Figure 10 has been plotted to compare the serviceability of reinforced concrete liners under impact loading conditions in the case of different types of sandstone. Tension damage has been observed in each type of sandstone. However, the area of the damaged zone increases with the strength and brittleness of sandstone. Therefore, reinforced concrete liner has maximum tensile damage in Kota sandstone (0.99) and less tension damage in the case of Jhingurda sandstone (0.017). It has been concluded that the consequences of an impacting projectile reach the tunnel lining when constructed in strong and brittle sandstone, or vice-versa. In addition, the tensile damage in all the different types of sandstones considered in the present study remains concentrated at the outer periphery of the liner.

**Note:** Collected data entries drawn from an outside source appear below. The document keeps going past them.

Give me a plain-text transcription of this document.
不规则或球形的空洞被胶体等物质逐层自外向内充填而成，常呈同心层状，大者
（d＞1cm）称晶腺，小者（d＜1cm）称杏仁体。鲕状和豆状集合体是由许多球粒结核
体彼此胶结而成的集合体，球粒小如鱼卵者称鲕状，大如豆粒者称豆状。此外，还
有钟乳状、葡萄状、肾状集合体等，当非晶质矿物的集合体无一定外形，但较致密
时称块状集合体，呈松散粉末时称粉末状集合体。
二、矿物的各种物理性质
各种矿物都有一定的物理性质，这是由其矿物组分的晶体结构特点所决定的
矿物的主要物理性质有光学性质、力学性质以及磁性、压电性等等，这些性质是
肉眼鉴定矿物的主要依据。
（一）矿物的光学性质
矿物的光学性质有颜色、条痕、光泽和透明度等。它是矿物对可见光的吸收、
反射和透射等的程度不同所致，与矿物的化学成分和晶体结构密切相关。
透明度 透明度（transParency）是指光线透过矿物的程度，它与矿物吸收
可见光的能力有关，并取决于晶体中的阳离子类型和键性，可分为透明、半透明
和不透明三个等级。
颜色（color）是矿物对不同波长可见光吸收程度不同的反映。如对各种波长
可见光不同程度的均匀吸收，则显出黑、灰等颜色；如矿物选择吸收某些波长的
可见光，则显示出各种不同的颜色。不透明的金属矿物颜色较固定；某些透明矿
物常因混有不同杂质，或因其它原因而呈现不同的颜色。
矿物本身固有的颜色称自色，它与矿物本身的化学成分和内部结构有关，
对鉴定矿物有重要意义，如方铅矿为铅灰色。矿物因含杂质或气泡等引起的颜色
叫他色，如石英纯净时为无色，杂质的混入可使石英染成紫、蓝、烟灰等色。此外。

The in-depth view of lining performance has been studied by comparing the deformation at the reinforcement cage of steel bars in the case of different rocks, as shown in Figure 11. The maximum value of deformation has been noted for Jhingurda sandstone, while the maximum value of deformation remains concentrated at the crown of the tunnel.

5. Conclusions

The present study of finite element simulation for rock tunnel resistance against impact loading has four different sandstone rocks surrounding a 5 m diameter reinforced concrete tunnel lining. The major conclusions drawn from the present study are as follows:

• The Kota sandstone has 2.22-times, 0.77-times, 0.35-times more impact resistance than Jhingurda, Singrauli and Jamrani sandstone, respectively. Therefore, the impact resistance of a rock tunnel is a function of cohesion and friction angle.
• The deformation profile for Jhingurda sandstone follows a smooth curvature while the curvature becomes distorted and non-uniform for other types of sandstone. It has also been observed that as the strength of sandstone increases, the peak deformation decreases, while the length of tunnel under disturbance increases with the increase in the strength of sandstone. In addition, it has been concluded that weaker sandstone requires strengthening for a smaller area after an impact loading event while high-strength sandstone will require repair for a longer portion of the tunnel.
• The magnitude of peak velocity and acceleration is maximum in case of Jhingurda sandstone at 20.41 milliseconds. Moreover, the pattern of variation in acceleration and velocity remains similar, and therefore, it is independent of the type of sandstone.
• It can be concluded that Kota sandstone has minimum deformation and is therefore the safest sandstone rock under impact loading conditions. However, the area of disturbance is greatest in the case of Kota sandstone, and vibrations may reach the tunnel crown in a shorter time in comparison to other rocks.
• The effect of impact loading has reached the tunnel lining when constructed in strong and brittle sandstone, or vice versa. In addition, the tensile damage in all the different types of sandstones considered in the present study remains concentrated at the outer periphery of the liner. The steel reinforcement cage experiences maximum deformation at the crown position in all the cases, while the maximum magnitude of deformation occurred in the case of Jhingurda sandstone.